Beehive is Soon to Buzz No More in the 'Burgh
The South Side coffee shop home to Pittsburgh artists for almost 30 years is closing – but the legacy of its longtime resident coffee drinkers and thinkers lives on.
photo by john altdorfer
The Beehive era is nearing to a close. After 28 years, the Southside cornerstone of coffee and dessert is closing its doors within two to four months – for Beehive regulars, that also means turning out the light on many years of musing, writing and communing with other Pittsburgh creatives within its walls.
When it opened in 1991, co-owner Scott Kramer remembers a much different South Side than the one bustling today with cafés, galleries and nightlife. Many artists called South Side home, but they lacked a place to come together —Kramer’s coffee shop became that space.

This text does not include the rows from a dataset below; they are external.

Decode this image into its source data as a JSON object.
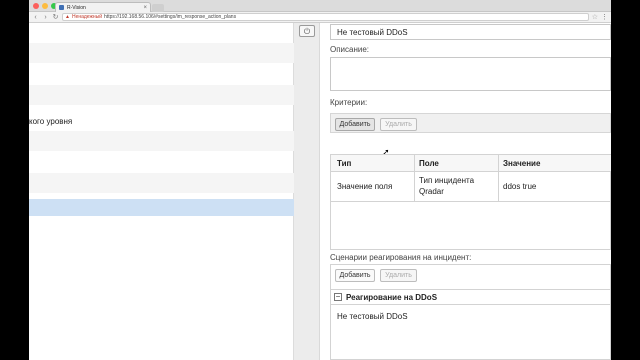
{
  "browser": {
    "tab_title": "R-Vision",
    "tab_close": "×",
    "security_label": "Ненадежный",
    "url": "https://192.168.56.106/#settings/ m_response_action_plans",
    "url_display": "https://192.168.56.106/#settings/im_response_action_plans"
  },
  "left_list": {
    "rows": [
      {
        "text": ""
      },
      {
        "text": ""
      },
      {
        "text": ""
      },
      {
        "text": ""
      },
      {
        "text": "кого уровня"
      },
      {
        "text": ""
      },
      {
        "text": ""
      },
      {
        "text": ""
      },
      {
        "text": ""
      }
    ]
  },
  "form": {
    "name_value": "Не тестовый DDoS",
    "description_label": "Описание:",
    "criteria_label": "Критерии:",
    "add_label": "Добавить",
    "remove_label": "Удалить",
    "criteria_table": {
      "columns": [
        "Тип",
        "Поле",
        "Значение"
      ],
      "rows": [
        {
          "type": "Значение поля",
          "field_line1": "Тип инцидента",
          "field_line2": "Qradar",
          "value": "ddos true"
        }
      ]
    },
    "scenarios_label": "Сценарии реагирования на инцидент:",
    "scenario_group": {
      "title": "Реагирование на DDoS",
      "collapse_symbol": "−",
      "item": "Не тестовый DDoS"
    }
  },
  "colors": {
    "selection": "#cde0f4",
    "close_dot": "#fc605c",
    "min_dot": "#fdbc40",
    "max_dot": "#34c84a"
  }
}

“A lot of artists lived in South Side, many needed a place to hang out,” Kramer says. “When we opened, many of them started hanging out here.”
Kramer advertised a need for artists to come and decorate the shop at its opening – a call more than 50 artists answered.
“Many of those artists have now done very well for themselves,” Kramer says, naming Kelly Blevins and Jason Clymer among the many people whose hands covered the Beehive in art.
Despite its long run, Kramer says business at the Beehive isn’t what it used to be, and closing the shop became the best financial decision.
The Beehive is selling its license to a new owner, who plans to run a full bar and restaurant called “The Vault Taproom.” Kramer estimates the new restaurant will open within six to eight months after the Beehive’s closing.
Before the shop closes in the coming months, Kramer is planning to throw a going away party.
“We’re planning a big party,” Kramer says.